NIMONA
US, 2023, 11 minutes, Colour.
Voices of: Chloe Grace Moretz, Riz Ahmed, Eugene Lee Yang, Frances Conroy, Lorraine Toussaint, Beck Bennett, RuPaul, Nate Stevenson, Nick Bruno, Troy Quane.
Directed by Nick Bruno, Troy Quane.
This is an animated feature, geared for a more adult audience. It is based on a graphic novel by ND Stevenson. Part of the interest and intrigue of the film is its animation style, the backgrounds of knighthood in castles in something of the Arthurian vein, the range of characters and their depiction, but, especially, Nimona who is an exotic creature, a shape-shifter, young, energetic, serious but with a sense of humour, irony, coming to the rescue of a knight in distress, using all her shape-shifting talents (vividly visualised) in her quests, battles, achievements. She is voiced with emphasis on conviction by Chloe Grace Moretz.
To that extent, the narrative is something as expected. There is Ballister Boldheart (voiced by Riz Ahmed), a commoner raised into a Knight’s world, involved in battle, losing an arm (and getting a robotic replacement), involved in the death of the Queen, on the run, in need of saving, in need of reinstatement. And, Nimona is continually his saviour. The other principal character is an actual Knight, Ambrosia’s Goldenloin (Eugene Lee Yang). He has been in confrontation with Ballister but they reunited, a bond growing between them. And so, a range of adventures, shape shifting, final restoration.

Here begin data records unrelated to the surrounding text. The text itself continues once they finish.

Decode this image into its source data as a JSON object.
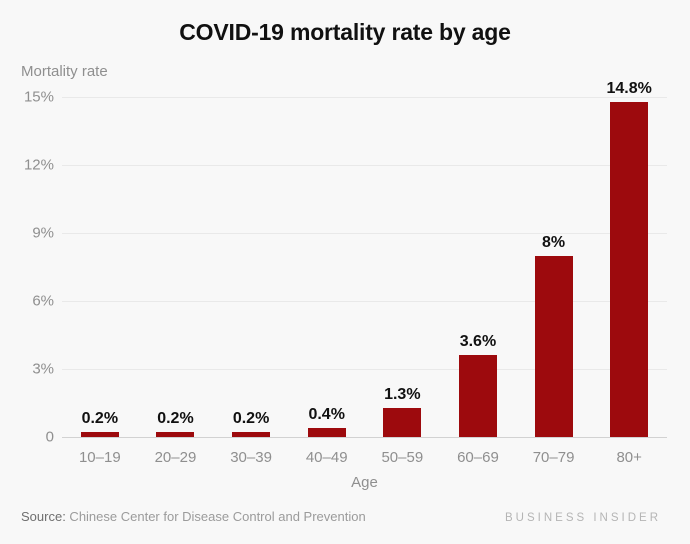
{
  "chart_data": {
    "type": "bar",
    "title": "COVID-19 mortality rate by age",
    "ylabel": "Mortality rate",
    "xlabel": "Age",
    "categories": [
      "10–19",
      "20–29",
      "30–39",
      "40–49",
      "50–59",
      "60–69",
      "70–79",
      "80+"
    ],
    "values": [
      0.2,
      0.2,
      0.2,
      0.4,
      1.3,
      3.6,
      8,
      14.8
    ],
    "bar_labels": [
      "0.2%",
      "0.2%",
      "0.2%",
      "0.4%",
      "1.3%",
      "3.6%",
      "8%",
      "14.8%"
    ],
    "y_ticks": [
      {
        "value": 15,
        "label": "15%"
      },
      {
        "value": 12,
        "label": "12%"
      },
      {
        "value": 9,
        "label": "9%"
      },
      {
        "value": 6,
        "label": "6%"
      },
      {
        "value": 3,
        "label": "3%"
      },
      {
        "value": 0,
        "label": "0"
      }
    ],
    "ylim": [
      0,
      15
    ],
    "grid": true,
    "legend_position": "none",
    "bar_color": "#9d0a0d"
  },
  "footer": {
    "source_label": "Source:",
    "source_text": " Chinese Center for Disease Control and Prevention",
    "brand": "BUSINESS INSIDER"
  },
  "colors": {
    "background": "#f8f8f8",
    "bar": "#9d0a0d",
    "title_text": "#111111",
    "axis_text": "#8f8f8f",
    "gridline": "#e9e9e9",
    "axis_line": "#d2d2d2",
    "source_label": "#6f6f6f",
    "source_text": "#9b9b9b",
    "brand": "#b5b5b5"
  }
}
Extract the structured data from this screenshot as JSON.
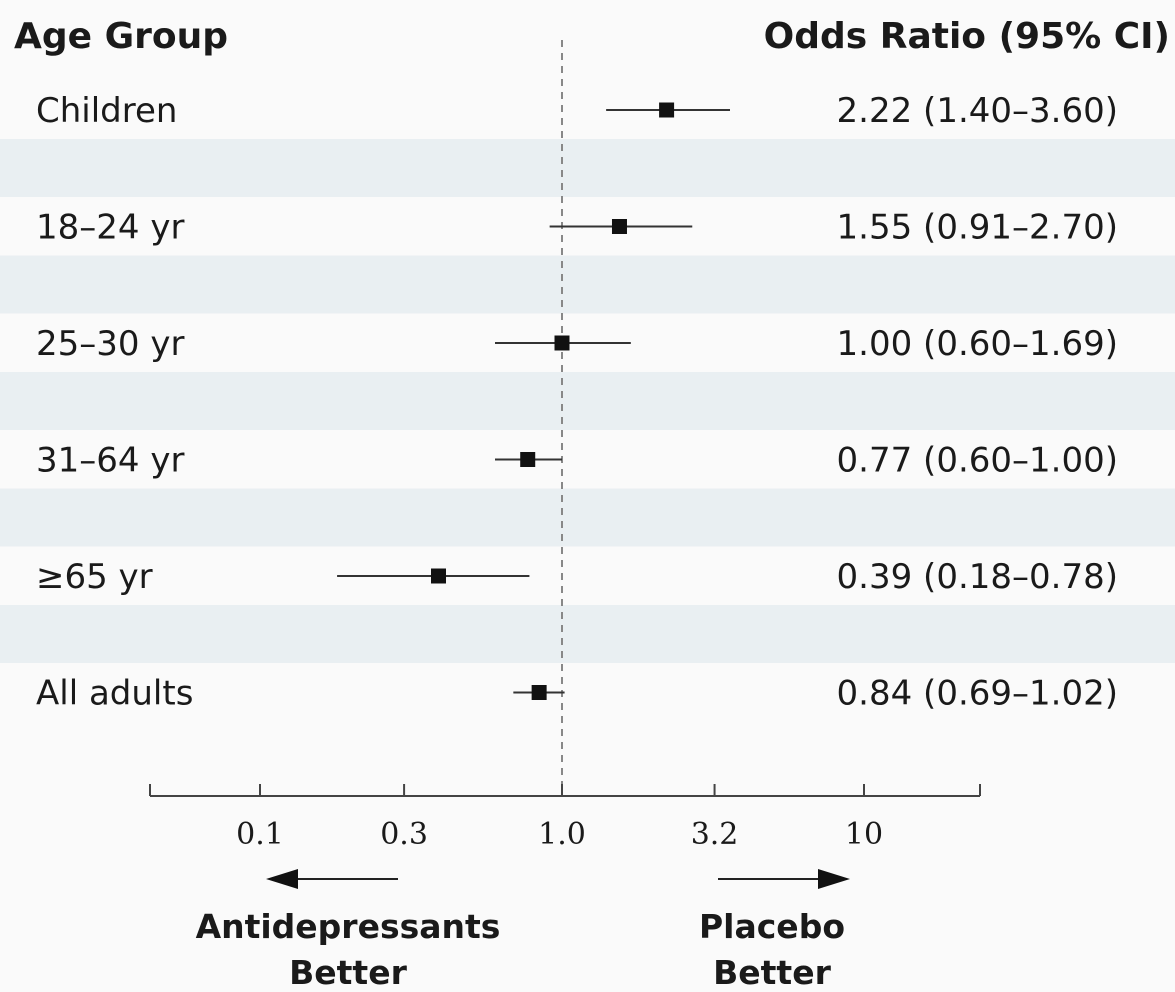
{
  "headers": {
    "left": "Age Group",
    "right": "Odds Ratio (95% CI)"
  },
  "colors": {
    "band": "#e9eff2",
    "background": "#fafafa",
    "marker": "#111111",
    "ci_line": "#333333",
    "reference_line": "#888888"
  },
  "axis": {
    "ticks": [
      {
        "value": 0.1,
        "label": "0.1"
      },
      {
        "value": 0.3,
        "label": "0.3"
      },
      {
        "value": 1.0,
        "label": "1.0"
      },
      {
        "value": 3.2,
        "label": "3.2"
      },
      {
        "value": 10,
        "label": "10"
      }
    ],
    "left_direction": {
      "line1": "Antidepressants",
      "line2": "Better"
    },
    "right_direction": {
      "line1": "Placebo",
      "line2": "Better"
    }
  },
  "chart_data": {
    "type": "forest",
    "scale": "log",
    "xlim": [
      0.032,
      18
    ],
    "reference_value": 1.0,
    "grid": false,
    "rows": [
      {
        "label": "Children",
        "or": 2.22,
        "lo": 1.4,
        "hi": 3.6,
        "text": "2.22 (1.40–3.60)"
      },
      {
        "label": "18–24 yr",
        "or": 1.55,
        "lo": 0.91,
        "hi": 2.7,
        "text": "1.55 (0.91–2.70)"
      },
      {
        "label": "25–30 yr",
        "or": 1.0,
        "lo": 0.6,
        "hi": 1.69,
        "text": "1.00 (0.60–1.69)"
      },
      {
        "label": "31–64 yr",
        "or": 0.77,
        "lo": 0.6,
        "hi": 1.0,
        "text": "0.77 (0.60–1.00)"
      },
      {
        "label": "≥65 yr",
        "or": 0.39,
        "lo": 0.18,
        "hi": 0.78,
        "text": "0.39 (0.18–0.78)"
      },
      {
        "label": "All adults",
        "or": 0.84,
        "lo": 0.69,
        "hi": 1.02,
        "text": "0.84 (0.69–1.02)"
      }
    ]
  }
}
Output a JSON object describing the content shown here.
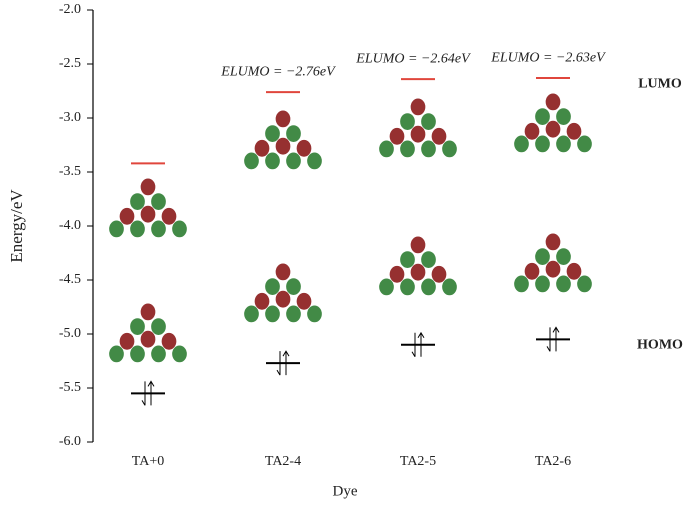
{
  "chart_data": {
    "type": "energy-level",
    "x_label": "Dye",
    "y_label": "Energy/eV",
    "categories": [
      "TA+0",
      "TA2-4",
      "TA2-5",
      "TA2-6"
    ],
    "series": [
      {
        "name": "LUMO",
        "color": "#e0463c",
        "values": [
          -3.42,
          -2.76,
          -2.64,
          -2.63
        ],
        "value_labels": [
          null,
          "ELUMO = −2.76eV",
          "ELUMO = −2.64eV",
          "ELUMO = −2.63eV"
        ]
      },
      {
        "name": "HOMO",
        "color": "#000000",
        "values": [
          -5.55,
          -5.27,
          -5.1,
          -5.05
        ]
      }
    ],
    "ylim": [
      -6.0,
      -2.0
    ],
    "yticks": [
      {
        "value": -2.0,
        "label": "-2.0"
      },
      -2.5,
      {
        "value": -3.0,
        "label": "-3.0"
      },
      -3.5,
      {
        "value": -4.0,
        "label": "-4.0"
      },
      -4.5,
      {
        "value": -5.0,
        "label": "-5.0"
      },
      -5.5,
      {
        "value": -6.0,
        "label": "-6.0"
      }
    ]
  }
}
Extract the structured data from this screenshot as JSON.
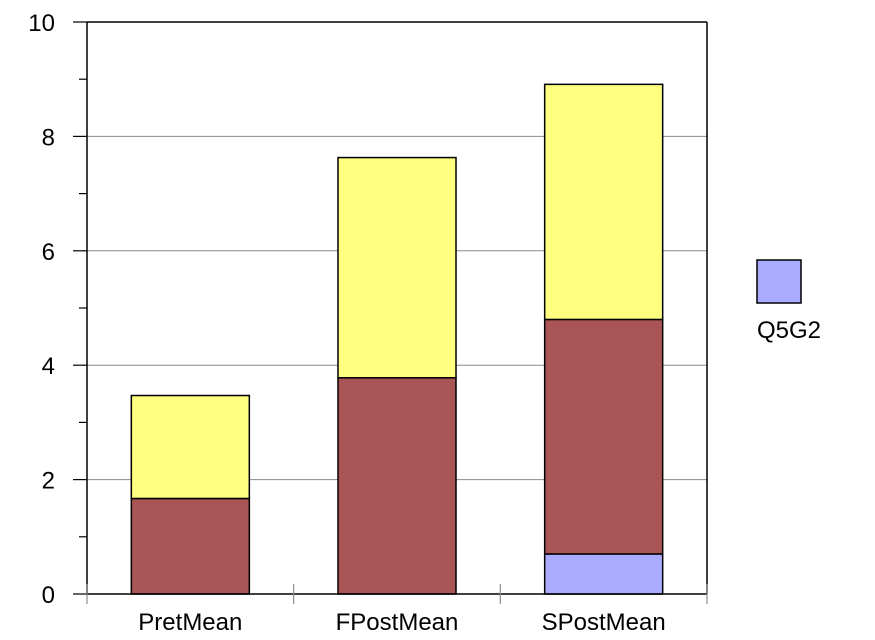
{
  "chart_data": {
    "type": "bar",
    "stacked": true,
    "title": "",
    "xlabel": "",
    "ylabel": "",
    "categories": [
      "PretMean",
      "FPostMean",
      "SPostMean"
    ],
    "ylim": [
      0,
      10
    ],
    "yticks": [
      "0",
      "2",
      "4",
      "6",
      "8",
      "10"
    ],
    "grid": true,
    "legend_position": "right",
    "series": [
      {
        "name": "Q5G2",
        "color": "#aaaaff",
        "values": [
          0,
          0,
          0.7
        ]
      },
      {
        "color": "#aa5555",
        "values": [
          1.67,
          3.78,
          4.1
        ]
      },
      {
        "color": "#ffff80",
        "values": [
          1.8,
          3.85,
          4.11
        ]
      }
    ]
  }
}
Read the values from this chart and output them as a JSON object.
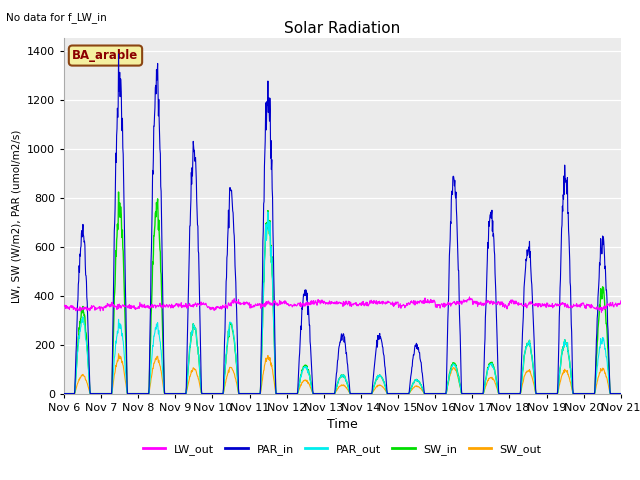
{
  "title": "Solar Radiation",
  "note": "No data for f_LW_in",
  "site_label": "BA_arable",
  "ylabel": "LW, SW (W/m2), PAR (umol/m2/s)",
  "xlabel": "Time",
  "ylim": [
    0,
    1450
  ],
  "yticks": [
    0,
    200,
    400,
    600,
    800,
    1000,
    1200,
    1400
  ],
  "colors": {
    "LW_out": "#ff00ff",
    "PAR_in": "#0000cd",
    "PAR_out": "#00eeee",
    "SW_in": "#00dd00",
    "SW_out": "#ffa500"
  },
  "x_tick_labels": [
    "Nov 6",
    "Nov 7",
    "Nov 8",
    "Nov 9",
    "Nov 10",
    "Nov 11",
    "Nov 12",
    "Nov 13",
    "Nov 14",
    "Nov 15",
    "Nov 16",
    "Nov 17",
    "Nov 18",
    "Nov 19",
    "Nov 20",
    "Nov 21"
  ],
  "bg_color": "#ebebeb",
  "fig_bg": "#ffffff",
  "n_days": 15,
  "pts_per_day": 96,
  "par_in_peaks": [
    660,
    1280,
    1280,
    975,
    820,
    1230,
    420,
    240,
    240,
    195,
    880,
    730,
    600,
    890,
    620
  ],
  "par_out_peaks": [
    300,
    280,
    275,
    270,
    285,
    715,
    110,
    75,
    75,
    55,
    120,
    120,
    210,
    210,
    220
  ],
  "sw_in_peaks": [
    340,
    760,
    755,
    270,
    280,
    720,
    115,
    75,
    75,
    55,
    125,
    125,
    210,
    210,
    420
  ],
  "sw_out_peaks": [
    75,
    150,
    145,
    100,
    105,
    150,
    55,
    35,
    35,
    30,
    105,
    65,
    95,
    95,
    100
  ],
  "lw_out_mean": 365,
  "lw_out_noise": 18,
  "lw_out_trend": [
    -15,
    -10,
    -8,
    -5,
    -3,
    0,
    2,
    3,
    5,
    5,
    5,
    3,
    0,
    -5,
    -8
  ]
}
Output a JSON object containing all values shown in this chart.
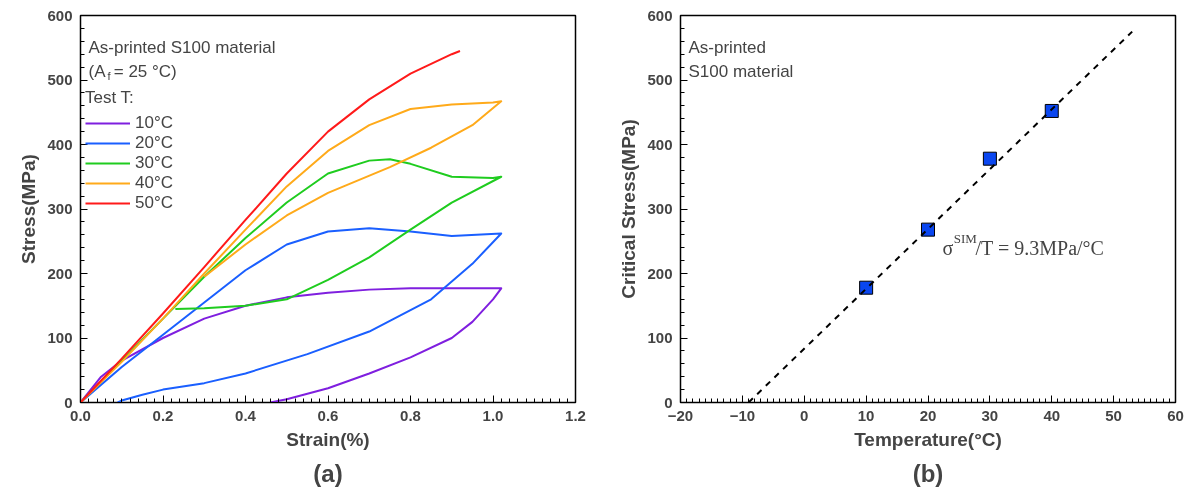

However, the graphic novel and the film version have led to quite a number of discussions about identity, sexual identity, gender, transgender, same-sex love.
Nimona is something of a they rather than she. Nimona has elements of both boy and girl and can shape shift to either. There is also a queer subtext surfacing, the relationship between Ballister and Ambrosiaus, comradeship, affection, and then naming it as love.
(The writer of the original graphic novel ND Stevenson - who voices a character as do the directors - later came out as a trans-man.)
So, an adult animation film but also a dramatisation of contemporary gender identity issues.